Cobb has long allowed commissioners to make minor modifications after a rezoning vote to projects in their districts as a way to ease burdens on developers when unexpected problems or needs arise.
Minor modifications are items that can be changed after a vote, usually with the approval of the commissioner who represents the district, and can be things like changing the orientation of a building or paint color.
In an effort to increase transparency, the Planning Commissioners and the Board of Commissioners have for the last month been abiding by a set of guidelines recommended by county staff for what should not be included as minor.
County staff recommended in a minor modification that commissioners should not increase the density or size of a project, reduce the size of an approved buffer, move a building closer to a property line, increase the height of a building or move the entrance to a different roadway.
Still, commissioners opted during a work session on Tuesday not to adopt guidelines into county code or mandate the guidelines be used. Individual commissioners will be able to decide if they are necessary for a given zoning request.
Bob Ott, representing southeast Cobb, said the discussion came up because of a discrepancy between what staff and the county attorney recommended.
Recourse for homeowners
Some civic groups argue that minor modifications eliminate the transparency provided in an open meeting and can undo requirements residents lobbied for.
When property owners or developers want to use land or buildings in a way not allowed under county ordinances, they file for a rezoning and make their case first to the Cobb Planning Commission and then to the Board of Commissioners, which makes the final decision.
This process allows neighbors and concerned residents to speak their mind and understand the decision made by commissioners at zoning meetings that Chairman Tim Lee said can sometimes be “very emotional.”
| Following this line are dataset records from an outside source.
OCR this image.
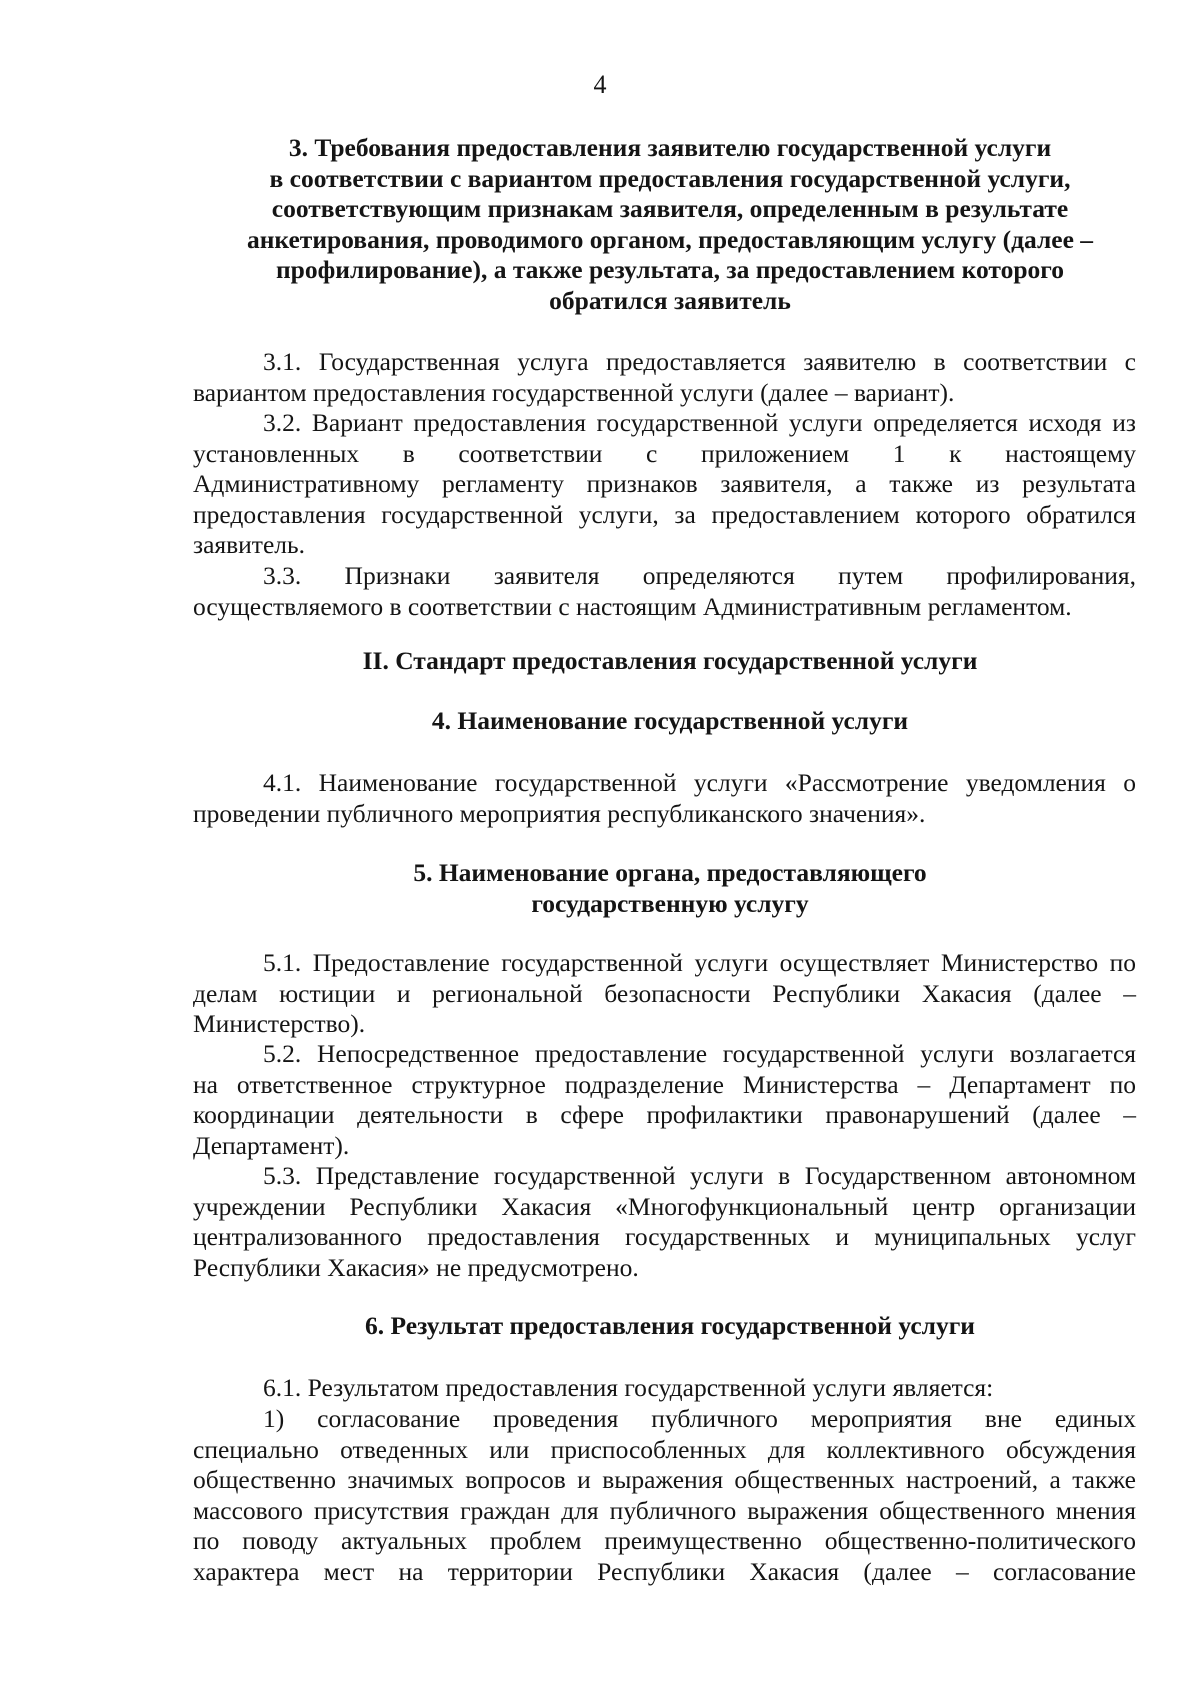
4
3. Требования предоставления заявителю государственной услуги
в соответствии с вариантом предоставления государственной услуги,
соответствующим признакам заявителя, определенным в результате
анкетирования, проводимого органом, предоставляющим услугу (далее –
профилирование), а также результата, за предоставлением которого
обратился заявитель
3.1. Государственная услуга предоставляется заявителю в соответствии с
вариантом предоставления государственной услуги (далее – вариант).
3.2. Вариант предоставления государственной услуги определяется исходя из
установленных в соответствии с приложением 1 к настоящему
Административному регламенту признаков заявителя, а также из результата
предоставления государственной услуги, за предоставлением которого обратился
заявитель.
3.3. Признаки заявителя определяются путем профилирования,
осуществляемого в соответствии с настоящим Административным регламентом.
II. Стандарт предоставления государственной услуги
4. Наименование государственной услуги
4.1. Наименование государственной услуги «Рассмотрение уведомления о
проведении публичного мероприятия республиканского значения».
5. Наименование органа, предоставляющего
государственную услугу
5.1. Предоставление государственной услуги осуществляет Министерство по
делам юстиции и региональной безопасности Республики Хакасия (далее –
Министерство).
5.2. Непосредственное предоставление государственной услуги возлагается
на ответственное структурное подразделение Министерства – Департамент по
координации деятельности в сфере профилактики правонарушений (далее –
Департамент).
5.3. Представление государственной услуги в Государственном автономном
учреждении Республики Хакасия «Многофункциональный центр организации
централизованного предоставления государственных и муниципальных услуг
Республики Хакасия» не предусмотрено.
6. Результат предоставления государственной услуги
6.1. Результатом предоставления государственной услуги является:
1) согласование проведения публичного мероприятия вне единых
специально отведенных или приспособленных для коллективного обсуждения
общественно значимых вопросов и выражения общественных настроений, а также
массового присутствия граждан для публичного выражения общественного мнения
по поводу актуальных проблем преимущественно общественно-политического
характера мест на территории Республики Хакасия (далее – согласование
There is sometimes disagreement about what can be considered minor, as the county has no formal definition.
It takes away the nearby homeowner’s ability to speak out, said Kelli Gambrill, of the People Looking After Neighborhoods watchdog group based in northwest Cobb.
“We understand things happen,” Gambrill said. “We understand you find rock or something that requires slight changes, but as long as that doesn’t take away the adjacent homeowner’s right to appeal, that’s the question that has yet to be answered.”
Sometimes, commissioners will tell nearby property owners that landscaping buffers or density restrictions will be required to protect their property values and quality of life, but minor modifications can give a commissioner the chance to go back on their word, Gambrill said.
“The things that have been ‘minor modified’ are the things that have been promised to adjacent property owners to quote-unquote protect them,” Gambrill said.
She says minor modifications give a district commissioner the power to change things staff, like those in the storm water and transportation departments, have required.
“Is it the place of the district commissioner to make changes to storm water when they are not educated, qualified, whatever word you want to put in there?” Gambrill said.
Up to a judgment call
It’s up to district commissioners to make a judgment call, Lee said, and they have shown “great constraint.”
If a commissioner shows poor judgment, Lee said it can be corrected every four years at the polls.
“I trust the judgment of the district commissioners, current and the ones that I think this community would elect in the future,” Lee said.
Minor modifications have grown in complexity, said Rob Hosack, the county’s community development director, during a presentation to commissioners.
“These conditions come up usually because of something that was not anticipated at the time that the zoning was prepared,” Hosack said.
He recommended against creating a formal definition and moving forward on a case-by-case basis. There could be numerous “innocuous” changes, Hosack said, that developers might request that might not be included in a definition.
If developers want to change something that a commissioner doesn’t think is minor, they are sent back to the Planning Commission to restart the process and seek a variance from county code.
Commissioner Helen Goreham, who represents northwest Cobb, says the county’s process works.
“I’d be very happy if we would run business like we have, and I know that there are some citizens groups out there that feel differently, for whatever reason, but why fix it if it ain’t broke?” Goreham said.
Commissioner JoAnn Birrell, representing northeast Cobb, said she is fine leaving it out of the county’s code, or including it, but wants to see consistency.